The UK's decision to exit from the European Union (EU) will no doubt have an impact on financial services and has created a lot of uncertainty in the financial services sector as details of the UK's exit plan remain unknown and will continue to do so for quite some time until the UK government is able to reach a deal with the EU.

What is clear however is that the UK's vote to leave does not mean that UK laws deriving from EU legislation are no longer applicable. In a statement published by the Financial Conduct Authority (FCA) following the decision to leave, the FCA said that consumers' rights would remain unaffected by the decision to leave the EU and will remain unchanged unless and until the UK government changes the applicable legislation.

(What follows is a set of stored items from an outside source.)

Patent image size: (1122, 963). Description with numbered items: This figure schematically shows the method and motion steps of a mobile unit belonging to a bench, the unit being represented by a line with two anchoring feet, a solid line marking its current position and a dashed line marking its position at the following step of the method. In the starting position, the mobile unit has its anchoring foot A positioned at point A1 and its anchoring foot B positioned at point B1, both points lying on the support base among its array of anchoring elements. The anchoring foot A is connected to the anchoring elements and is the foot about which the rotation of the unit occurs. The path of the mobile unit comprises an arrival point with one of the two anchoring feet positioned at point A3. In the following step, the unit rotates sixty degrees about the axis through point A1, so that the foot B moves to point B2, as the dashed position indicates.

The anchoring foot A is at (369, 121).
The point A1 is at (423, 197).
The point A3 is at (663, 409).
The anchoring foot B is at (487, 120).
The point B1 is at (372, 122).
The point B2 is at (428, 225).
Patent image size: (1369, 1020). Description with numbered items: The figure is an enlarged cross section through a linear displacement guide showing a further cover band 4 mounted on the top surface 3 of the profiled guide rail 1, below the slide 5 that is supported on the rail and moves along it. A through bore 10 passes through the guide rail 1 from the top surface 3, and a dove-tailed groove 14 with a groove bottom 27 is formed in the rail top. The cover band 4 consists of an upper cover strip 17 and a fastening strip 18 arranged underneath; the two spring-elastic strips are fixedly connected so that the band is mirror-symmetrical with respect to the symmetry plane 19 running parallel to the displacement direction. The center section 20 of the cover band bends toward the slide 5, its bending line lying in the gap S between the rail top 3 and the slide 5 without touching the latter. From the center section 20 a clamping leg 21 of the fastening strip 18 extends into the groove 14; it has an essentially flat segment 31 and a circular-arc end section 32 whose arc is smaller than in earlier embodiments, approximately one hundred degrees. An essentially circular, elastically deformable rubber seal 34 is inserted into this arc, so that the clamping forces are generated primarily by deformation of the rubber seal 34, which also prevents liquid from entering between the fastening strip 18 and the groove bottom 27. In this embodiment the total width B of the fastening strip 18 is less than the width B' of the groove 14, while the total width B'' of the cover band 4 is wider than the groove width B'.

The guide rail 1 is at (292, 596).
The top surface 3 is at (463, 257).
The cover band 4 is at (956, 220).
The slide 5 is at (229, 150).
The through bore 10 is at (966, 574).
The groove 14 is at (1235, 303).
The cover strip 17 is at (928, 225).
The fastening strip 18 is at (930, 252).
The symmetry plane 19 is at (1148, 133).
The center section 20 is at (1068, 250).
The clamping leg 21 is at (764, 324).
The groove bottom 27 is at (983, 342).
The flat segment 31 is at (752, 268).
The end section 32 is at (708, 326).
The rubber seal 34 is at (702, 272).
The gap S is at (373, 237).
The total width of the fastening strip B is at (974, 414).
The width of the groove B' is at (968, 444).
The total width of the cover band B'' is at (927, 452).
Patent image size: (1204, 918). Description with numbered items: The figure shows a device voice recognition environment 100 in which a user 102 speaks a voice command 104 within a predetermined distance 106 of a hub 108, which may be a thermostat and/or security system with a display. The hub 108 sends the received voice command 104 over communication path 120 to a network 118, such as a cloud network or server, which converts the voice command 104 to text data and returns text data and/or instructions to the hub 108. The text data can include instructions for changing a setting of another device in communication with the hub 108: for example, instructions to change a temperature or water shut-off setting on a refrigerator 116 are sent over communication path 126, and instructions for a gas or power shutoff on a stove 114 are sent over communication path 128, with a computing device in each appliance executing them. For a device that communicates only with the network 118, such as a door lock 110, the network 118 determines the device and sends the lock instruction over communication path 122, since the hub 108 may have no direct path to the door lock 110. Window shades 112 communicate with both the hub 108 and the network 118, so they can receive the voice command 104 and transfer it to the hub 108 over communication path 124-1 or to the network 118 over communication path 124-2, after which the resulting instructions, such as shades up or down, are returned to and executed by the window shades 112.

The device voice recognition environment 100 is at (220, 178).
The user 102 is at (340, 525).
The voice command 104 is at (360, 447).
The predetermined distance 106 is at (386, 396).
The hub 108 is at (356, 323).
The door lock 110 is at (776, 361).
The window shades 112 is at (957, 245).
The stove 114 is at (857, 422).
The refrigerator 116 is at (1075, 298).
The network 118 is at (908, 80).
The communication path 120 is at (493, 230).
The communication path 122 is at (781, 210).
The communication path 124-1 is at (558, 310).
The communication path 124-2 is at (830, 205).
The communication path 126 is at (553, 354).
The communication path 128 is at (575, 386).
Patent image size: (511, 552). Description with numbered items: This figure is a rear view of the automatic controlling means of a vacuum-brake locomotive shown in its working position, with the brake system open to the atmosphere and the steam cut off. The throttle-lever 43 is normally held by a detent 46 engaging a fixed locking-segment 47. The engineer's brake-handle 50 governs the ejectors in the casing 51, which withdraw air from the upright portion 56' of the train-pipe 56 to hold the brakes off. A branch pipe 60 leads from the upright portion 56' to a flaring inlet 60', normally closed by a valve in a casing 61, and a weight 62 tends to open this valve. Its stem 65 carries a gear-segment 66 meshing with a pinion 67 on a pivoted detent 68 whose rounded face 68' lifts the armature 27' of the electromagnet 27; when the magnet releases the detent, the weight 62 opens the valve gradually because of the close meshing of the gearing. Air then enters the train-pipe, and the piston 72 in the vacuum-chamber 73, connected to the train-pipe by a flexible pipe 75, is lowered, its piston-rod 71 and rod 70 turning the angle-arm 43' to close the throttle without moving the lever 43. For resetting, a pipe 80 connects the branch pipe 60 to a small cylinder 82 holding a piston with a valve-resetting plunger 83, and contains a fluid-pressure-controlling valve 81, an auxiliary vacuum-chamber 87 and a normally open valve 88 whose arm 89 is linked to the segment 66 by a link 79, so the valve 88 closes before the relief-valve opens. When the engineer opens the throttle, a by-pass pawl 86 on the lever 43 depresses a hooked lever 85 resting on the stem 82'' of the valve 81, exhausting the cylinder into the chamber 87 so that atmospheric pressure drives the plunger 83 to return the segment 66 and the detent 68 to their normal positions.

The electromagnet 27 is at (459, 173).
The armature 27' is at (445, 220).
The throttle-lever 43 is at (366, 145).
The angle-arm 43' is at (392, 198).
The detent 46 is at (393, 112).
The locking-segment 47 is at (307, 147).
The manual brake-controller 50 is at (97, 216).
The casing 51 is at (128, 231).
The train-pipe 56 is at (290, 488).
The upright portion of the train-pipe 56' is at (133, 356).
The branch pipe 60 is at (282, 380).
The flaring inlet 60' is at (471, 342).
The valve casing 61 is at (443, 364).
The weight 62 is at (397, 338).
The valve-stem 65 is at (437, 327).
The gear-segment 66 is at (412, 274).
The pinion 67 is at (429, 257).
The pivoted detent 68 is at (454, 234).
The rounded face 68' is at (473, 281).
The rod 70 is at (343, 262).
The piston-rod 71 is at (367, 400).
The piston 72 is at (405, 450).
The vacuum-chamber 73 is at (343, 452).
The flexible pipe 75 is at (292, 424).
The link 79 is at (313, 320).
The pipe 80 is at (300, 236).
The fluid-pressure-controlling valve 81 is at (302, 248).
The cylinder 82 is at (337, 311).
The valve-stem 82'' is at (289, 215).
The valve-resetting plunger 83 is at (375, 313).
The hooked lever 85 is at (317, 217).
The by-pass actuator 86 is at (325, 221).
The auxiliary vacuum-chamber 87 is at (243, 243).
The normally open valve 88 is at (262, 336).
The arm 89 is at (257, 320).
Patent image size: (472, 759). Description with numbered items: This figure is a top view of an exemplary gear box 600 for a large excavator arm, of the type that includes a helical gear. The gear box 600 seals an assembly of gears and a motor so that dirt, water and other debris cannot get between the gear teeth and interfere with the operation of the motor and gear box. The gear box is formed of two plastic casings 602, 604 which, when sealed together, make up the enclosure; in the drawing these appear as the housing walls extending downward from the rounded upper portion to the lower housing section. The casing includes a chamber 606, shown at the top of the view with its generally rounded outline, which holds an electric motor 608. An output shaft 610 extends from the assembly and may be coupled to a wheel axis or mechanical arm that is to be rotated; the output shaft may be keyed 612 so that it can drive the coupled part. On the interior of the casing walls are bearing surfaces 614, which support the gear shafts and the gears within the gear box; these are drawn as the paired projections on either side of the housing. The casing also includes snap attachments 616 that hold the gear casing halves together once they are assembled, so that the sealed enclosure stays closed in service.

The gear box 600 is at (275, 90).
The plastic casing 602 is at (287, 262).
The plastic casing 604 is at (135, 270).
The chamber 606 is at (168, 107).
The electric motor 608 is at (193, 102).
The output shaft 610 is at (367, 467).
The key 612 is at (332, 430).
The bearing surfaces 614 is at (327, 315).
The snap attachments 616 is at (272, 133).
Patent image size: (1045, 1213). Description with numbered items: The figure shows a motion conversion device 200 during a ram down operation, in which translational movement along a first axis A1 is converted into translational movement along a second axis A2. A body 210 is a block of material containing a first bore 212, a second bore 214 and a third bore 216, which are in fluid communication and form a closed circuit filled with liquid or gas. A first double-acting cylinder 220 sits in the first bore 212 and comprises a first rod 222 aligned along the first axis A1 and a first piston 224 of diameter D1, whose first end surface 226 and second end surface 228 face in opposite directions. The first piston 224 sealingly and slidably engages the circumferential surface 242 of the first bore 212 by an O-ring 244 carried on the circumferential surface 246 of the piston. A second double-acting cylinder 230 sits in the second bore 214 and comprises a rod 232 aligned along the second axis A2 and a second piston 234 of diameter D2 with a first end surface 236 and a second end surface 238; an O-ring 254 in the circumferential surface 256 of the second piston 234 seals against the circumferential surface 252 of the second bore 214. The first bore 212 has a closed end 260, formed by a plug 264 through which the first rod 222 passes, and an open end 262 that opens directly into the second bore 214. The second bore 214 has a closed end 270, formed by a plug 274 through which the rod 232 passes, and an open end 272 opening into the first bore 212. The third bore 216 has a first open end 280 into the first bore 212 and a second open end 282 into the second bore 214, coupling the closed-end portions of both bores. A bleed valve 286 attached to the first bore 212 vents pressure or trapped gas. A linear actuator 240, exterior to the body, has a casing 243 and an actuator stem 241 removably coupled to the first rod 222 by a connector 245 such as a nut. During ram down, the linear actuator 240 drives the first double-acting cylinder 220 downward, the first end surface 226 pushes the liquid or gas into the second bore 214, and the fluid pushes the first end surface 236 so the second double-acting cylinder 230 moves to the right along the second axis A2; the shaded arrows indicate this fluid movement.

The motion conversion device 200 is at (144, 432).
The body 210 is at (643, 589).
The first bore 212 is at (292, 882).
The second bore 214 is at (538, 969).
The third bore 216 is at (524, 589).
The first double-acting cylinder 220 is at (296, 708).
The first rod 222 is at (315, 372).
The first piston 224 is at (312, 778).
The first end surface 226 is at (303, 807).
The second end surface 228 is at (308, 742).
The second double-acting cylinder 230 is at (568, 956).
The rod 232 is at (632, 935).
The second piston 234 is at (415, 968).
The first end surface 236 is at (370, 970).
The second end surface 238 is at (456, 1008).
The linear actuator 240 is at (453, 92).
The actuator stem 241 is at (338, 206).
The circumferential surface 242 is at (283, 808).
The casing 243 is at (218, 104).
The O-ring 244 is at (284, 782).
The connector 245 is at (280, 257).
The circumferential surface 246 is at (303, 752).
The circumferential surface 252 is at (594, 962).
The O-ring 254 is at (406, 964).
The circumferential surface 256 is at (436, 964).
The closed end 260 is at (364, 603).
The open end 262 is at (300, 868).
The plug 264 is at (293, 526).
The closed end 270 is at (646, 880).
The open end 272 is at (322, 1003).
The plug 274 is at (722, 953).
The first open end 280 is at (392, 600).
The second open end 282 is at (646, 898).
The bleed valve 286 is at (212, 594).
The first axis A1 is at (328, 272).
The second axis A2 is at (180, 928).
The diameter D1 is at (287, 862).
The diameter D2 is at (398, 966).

Although the consumer credit regime has been influenced by EU legislation, we anticipate that "Brexit" will have a relatively little impact on the law relating to consumer credit as much of the European regulations have already been made into UK law, with the adoption of the Consumer Credit Directive (CCD) in 2010. In addition, as the FCA only became responsible for the regulation of consumer credit activities in April 2014 and has embedded consumer credit regulation into the FCA Handbook including the Consumer Credit sourcebook, we do not anticipate substantive changes to the consumer credit regime.

Even prior to the adoption of the CCD, the UK already had a detailed consumer credit regime under the Consumer Credit Act (CCA) and many of the requirements under the CCA have been retained. When implementing the CCD, the government stated (in its July 2009 consumer white paper) that as many aspects of the CCD were similar to existing UK provisions, the law on consumer credit required a degree of modification rather than complete overhaul.

We may see bigger economic rather than legal implications for consumer credit, but this will depend on the relationship that the UK seeks with the EU in the future. Although the Bank of England reported in its Money and Credit report published on the 29 June 2016 that total lending to individuals increased by £4.3 billion in May 2016, compared to the average of £5.1 billion over the previous six months; we may see a drop in the figures over the coming months if the uncertainty of the UK's position in the EU affects consumers' borrowing and raises concerns amongst consumers and lenders.

Amongst all the uncertainty, what does remain clear is that consumers will be provided with the same level of protection and consumer credit firms will be regulated by the FCA in the same way as before. Until such time as we are told otherwise, consumer credit firms should continue to apply those UK laws which have been influenced by EU law.